Non-canonical C3 activation in hypertension
Békássy et al. have recently shown that renin cleaves C3 into C3b and
C3a, in a manner identical to the C3 convertase (Bekassy et al., 2018).
Cleavage was inhibited by the renin inhibitor aliskiren. If this occurs
also in vivo, it would be a missing link by which the
renin-angiotensin system triggers the alternative pathway. This
mechanism initiates complement activation, with specific tropism for the
kidney, because renin concentrations are higher in the kidney than in
the systemic circulation. Renin-angiotensin system blockade by an AT1
antagonist or an ACE Inhibitor induces a rise in renin. This could
indicate that renin-angiotensin system blockade without renin inhibition
could have an adverse effect in complement-mediated kidney disease.
However, this intriguing possibility needs to be still proven forin vivo relevance.
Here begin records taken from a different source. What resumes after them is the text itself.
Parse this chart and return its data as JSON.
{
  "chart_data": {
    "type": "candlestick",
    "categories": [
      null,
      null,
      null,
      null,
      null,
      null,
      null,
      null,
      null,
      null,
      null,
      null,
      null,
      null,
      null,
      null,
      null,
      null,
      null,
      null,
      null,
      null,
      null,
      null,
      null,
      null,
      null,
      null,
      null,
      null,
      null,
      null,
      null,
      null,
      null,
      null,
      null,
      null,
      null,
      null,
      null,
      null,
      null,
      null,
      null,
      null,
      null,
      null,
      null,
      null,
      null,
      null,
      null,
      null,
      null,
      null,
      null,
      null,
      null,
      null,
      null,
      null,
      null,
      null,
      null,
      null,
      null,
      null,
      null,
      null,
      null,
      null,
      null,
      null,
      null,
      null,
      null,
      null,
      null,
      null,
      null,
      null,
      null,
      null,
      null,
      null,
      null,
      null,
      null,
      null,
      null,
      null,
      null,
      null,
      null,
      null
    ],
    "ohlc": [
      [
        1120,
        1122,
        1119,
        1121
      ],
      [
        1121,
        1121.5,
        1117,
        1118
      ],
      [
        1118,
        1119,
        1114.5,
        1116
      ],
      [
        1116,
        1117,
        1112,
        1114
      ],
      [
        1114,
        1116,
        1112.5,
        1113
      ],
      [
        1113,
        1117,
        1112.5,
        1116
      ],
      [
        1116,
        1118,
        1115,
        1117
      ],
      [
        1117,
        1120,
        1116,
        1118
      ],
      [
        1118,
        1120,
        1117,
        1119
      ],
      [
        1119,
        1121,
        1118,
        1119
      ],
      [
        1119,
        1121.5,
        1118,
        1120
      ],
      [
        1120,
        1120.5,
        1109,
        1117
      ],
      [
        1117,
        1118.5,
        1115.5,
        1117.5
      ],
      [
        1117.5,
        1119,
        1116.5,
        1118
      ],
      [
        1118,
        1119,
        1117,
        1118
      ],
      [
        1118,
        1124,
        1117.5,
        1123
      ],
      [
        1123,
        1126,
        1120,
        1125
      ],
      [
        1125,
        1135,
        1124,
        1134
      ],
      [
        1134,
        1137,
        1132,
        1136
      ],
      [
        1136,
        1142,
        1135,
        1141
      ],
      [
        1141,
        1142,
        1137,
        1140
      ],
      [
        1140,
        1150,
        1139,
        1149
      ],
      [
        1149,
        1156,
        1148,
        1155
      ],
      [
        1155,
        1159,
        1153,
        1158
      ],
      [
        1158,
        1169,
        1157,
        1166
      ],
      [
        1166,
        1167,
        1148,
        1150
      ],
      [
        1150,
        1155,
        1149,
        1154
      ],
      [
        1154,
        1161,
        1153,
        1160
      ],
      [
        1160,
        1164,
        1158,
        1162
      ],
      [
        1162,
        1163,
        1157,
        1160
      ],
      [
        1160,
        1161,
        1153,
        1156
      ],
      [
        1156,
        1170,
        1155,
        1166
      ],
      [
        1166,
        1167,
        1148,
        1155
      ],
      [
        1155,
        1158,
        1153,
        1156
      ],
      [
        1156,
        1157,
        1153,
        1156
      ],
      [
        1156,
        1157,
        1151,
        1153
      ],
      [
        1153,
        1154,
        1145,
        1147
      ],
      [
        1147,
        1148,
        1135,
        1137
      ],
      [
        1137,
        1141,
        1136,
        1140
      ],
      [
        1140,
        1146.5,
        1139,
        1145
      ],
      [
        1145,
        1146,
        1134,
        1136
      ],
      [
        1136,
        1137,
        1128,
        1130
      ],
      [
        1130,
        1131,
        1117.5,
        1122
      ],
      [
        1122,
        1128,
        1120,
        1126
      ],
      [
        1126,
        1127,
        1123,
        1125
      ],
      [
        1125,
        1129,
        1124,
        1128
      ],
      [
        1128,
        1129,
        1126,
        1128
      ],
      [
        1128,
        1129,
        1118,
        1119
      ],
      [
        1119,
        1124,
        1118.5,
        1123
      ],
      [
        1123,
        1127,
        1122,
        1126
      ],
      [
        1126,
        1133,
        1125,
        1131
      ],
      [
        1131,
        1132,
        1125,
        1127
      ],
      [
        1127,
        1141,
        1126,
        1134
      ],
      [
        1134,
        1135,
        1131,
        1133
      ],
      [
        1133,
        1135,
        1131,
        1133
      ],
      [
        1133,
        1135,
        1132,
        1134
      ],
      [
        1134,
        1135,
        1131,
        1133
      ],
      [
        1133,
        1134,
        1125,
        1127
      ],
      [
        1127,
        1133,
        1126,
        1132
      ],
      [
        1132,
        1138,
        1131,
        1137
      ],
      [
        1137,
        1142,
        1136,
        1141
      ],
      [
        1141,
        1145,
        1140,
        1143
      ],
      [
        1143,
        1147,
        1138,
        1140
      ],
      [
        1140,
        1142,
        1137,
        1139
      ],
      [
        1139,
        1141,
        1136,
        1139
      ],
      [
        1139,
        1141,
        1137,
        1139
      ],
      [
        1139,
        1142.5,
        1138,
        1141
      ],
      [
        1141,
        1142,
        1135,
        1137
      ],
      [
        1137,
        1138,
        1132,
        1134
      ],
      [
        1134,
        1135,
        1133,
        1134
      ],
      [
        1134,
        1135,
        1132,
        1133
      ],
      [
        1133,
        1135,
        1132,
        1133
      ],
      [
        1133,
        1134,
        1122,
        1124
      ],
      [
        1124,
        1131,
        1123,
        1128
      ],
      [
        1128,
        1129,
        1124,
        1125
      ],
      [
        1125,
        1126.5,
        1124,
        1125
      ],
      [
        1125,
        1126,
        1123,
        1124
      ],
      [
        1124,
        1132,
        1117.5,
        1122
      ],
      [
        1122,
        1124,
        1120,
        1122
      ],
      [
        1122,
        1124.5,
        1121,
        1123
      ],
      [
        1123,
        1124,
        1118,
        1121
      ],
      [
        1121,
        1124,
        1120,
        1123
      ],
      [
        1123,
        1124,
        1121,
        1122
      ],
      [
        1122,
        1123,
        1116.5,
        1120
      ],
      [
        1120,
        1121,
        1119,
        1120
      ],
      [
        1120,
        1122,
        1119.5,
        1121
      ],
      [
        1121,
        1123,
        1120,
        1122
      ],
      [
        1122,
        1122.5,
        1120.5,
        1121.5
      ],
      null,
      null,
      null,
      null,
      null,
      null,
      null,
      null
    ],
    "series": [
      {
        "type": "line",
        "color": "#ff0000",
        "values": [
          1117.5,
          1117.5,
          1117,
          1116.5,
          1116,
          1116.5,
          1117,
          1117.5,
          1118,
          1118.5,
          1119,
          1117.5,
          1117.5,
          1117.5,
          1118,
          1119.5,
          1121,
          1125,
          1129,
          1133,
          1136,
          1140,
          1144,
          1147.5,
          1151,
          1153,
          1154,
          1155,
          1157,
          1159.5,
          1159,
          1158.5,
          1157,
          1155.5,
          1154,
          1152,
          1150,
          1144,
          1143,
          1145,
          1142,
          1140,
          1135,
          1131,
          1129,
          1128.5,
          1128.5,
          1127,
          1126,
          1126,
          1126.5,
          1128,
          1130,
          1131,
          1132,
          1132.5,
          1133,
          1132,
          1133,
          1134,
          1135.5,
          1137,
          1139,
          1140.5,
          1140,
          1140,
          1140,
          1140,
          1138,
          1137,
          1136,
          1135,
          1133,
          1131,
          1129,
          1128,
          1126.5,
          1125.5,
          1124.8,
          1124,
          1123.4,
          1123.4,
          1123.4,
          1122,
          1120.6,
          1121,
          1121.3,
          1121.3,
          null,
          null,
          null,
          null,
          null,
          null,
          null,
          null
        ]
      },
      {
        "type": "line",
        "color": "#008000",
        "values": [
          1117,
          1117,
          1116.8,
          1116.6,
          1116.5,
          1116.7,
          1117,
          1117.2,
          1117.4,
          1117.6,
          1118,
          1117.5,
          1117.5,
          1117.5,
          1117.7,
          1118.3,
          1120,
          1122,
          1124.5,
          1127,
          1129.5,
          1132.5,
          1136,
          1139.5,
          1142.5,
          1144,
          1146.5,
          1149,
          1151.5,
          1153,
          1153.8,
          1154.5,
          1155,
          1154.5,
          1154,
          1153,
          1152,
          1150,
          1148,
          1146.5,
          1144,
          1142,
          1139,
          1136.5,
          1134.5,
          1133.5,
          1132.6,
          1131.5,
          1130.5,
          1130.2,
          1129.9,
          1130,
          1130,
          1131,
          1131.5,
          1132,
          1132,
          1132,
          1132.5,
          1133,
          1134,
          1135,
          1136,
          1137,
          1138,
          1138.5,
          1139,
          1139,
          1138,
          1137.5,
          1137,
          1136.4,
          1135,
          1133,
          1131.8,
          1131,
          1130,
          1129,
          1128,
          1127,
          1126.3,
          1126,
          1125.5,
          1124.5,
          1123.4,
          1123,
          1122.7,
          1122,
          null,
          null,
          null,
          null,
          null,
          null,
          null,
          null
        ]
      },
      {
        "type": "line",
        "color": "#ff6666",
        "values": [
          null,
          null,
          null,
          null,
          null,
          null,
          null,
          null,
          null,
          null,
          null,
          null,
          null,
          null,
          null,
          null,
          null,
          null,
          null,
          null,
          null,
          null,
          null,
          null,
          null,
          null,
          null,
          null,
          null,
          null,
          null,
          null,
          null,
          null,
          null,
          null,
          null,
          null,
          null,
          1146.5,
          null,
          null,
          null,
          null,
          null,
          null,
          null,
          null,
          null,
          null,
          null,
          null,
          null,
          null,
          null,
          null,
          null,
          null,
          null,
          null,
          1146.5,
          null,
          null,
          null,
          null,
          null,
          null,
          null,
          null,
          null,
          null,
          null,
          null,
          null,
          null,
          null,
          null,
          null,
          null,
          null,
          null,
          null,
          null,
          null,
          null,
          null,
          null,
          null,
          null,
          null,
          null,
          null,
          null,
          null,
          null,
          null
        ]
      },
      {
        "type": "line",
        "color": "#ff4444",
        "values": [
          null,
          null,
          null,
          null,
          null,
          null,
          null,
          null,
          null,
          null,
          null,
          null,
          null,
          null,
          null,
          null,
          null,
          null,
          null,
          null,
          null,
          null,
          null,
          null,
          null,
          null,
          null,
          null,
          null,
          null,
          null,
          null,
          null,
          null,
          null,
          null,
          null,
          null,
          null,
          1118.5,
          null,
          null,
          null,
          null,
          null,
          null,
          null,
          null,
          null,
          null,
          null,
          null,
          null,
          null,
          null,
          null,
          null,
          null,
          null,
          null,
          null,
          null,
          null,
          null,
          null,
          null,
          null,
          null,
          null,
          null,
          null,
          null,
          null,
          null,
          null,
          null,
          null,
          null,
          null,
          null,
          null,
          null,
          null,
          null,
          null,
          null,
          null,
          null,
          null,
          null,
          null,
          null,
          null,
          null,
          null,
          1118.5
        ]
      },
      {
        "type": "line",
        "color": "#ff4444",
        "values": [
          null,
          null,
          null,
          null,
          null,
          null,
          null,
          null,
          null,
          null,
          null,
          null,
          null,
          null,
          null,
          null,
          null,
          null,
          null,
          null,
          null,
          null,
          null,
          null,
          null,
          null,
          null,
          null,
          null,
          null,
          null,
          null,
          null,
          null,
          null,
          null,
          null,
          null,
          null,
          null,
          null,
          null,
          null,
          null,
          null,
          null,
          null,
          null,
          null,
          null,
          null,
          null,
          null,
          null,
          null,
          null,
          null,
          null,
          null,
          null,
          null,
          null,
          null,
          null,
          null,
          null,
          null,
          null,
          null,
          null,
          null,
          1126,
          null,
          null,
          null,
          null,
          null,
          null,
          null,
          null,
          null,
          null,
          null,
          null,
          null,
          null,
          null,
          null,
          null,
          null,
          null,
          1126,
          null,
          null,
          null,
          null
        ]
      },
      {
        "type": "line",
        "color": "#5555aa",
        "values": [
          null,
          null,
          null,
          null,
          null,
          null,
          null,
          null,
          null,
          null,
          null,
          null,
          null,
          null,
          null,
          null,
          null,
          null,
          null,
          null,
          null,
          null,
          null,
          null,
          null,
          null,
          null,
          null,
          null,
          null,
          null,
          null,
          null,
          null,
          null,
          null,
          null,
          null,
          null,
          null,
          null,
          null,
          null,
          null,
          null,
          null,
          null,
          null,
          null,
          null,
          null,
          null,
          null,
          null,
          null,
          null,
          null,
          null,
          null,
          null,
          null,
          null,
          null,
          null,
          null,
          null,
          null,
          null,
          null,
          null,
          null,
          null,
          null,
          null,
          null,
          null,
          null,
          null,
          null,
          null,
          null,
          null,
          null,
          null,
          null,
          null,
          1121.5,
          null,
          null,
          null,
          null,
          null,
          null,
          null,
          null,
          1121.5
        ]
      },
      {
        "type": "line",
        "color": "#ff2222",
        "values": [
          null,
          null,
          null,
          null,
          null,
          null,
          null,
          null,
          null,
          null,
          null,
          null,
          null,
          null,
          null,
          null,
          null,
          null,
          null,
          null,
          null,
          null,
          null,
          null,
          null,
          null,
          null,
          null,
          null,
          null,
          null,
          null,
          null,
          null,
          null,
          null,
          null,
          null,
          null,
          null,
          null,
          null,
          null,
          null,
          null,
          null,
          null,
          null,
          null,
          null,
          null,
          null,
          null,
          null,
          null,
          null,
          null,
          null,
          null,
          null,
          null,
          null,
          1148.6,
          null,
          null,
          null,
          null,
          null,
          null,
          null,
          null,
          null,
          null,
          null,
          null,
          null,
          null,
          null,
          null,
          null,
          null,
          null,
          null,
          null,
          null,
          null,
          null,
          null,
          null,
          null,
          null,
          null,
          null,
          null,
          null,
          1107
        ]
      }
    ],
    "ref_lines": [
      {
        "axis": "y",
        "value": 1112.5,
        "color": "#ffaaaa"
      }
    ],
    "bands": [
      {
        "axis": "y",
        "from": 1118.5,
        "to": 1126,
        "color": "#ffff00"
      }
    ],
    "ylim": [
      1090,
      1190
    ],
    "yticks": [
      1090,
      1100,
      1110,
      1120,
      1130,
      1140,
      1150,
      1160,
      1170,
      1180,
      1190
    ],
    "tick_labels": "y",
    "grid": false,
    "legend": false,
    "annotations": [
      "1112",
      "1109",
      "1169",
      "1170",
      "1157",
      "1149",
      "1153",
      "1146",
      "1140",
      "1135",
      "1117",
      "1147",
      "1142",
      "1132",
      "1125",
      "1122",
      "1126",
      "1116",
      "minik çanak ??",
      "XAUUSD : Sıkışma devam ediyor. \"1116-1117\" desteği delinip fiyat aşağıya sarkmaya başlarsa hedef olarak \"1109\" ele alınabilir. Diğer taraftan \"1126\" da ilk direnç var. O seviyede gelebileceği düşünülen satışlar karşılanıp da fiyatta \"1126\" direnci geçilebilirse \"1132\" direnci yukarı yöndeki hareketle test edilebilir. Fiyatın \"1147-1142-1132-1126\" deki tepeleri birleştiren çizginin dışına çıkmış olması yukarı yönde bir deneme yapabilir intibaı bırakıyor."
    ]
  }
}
Recently, a case of atypical hemolytic uremic syndrome (aHUS) with
malignant hypertension and end-stage renal disease was reported in which
high dosed renin inhibitor aliskiren added together with eculizumab
improved clinical parameters of the patients suggesting that the use of
high-dose aliskiren as an adjunct therapy in a patient treated with
eculizumab for aHUS (Plasse et al., 2020). This is possibly an exciting
therapeutic advance, but raises almost more questions than it does
provide answers. For example, what is the relative contribution of renin
to local kidney C3 activation? The C5 inhibitor eculizumab is currently
used to treat complement-related kidney conditions such as aHUS. Does
conventional renin-angiotensin system blockade interfere with optimal
outcomes in complement-related disease? If renin-angiotensin system
blockade results in renin release, why is there a large body of evidence
supporting renin-angiotensin system blockade as a key nephroprotective
maneuver even in nephropathies that may be complement-mediated? Do
renin-secreting tumors develop complement activation? Do angiotensinogen
and C3 compete for renin? And, above all, should aliskiren become the
renin-angiotensin system blocker of choice for complement-mediated
kidney disease (Perez-Gomez & Ortiz, 2020)? Future work will hopefully
providing answers to these questions.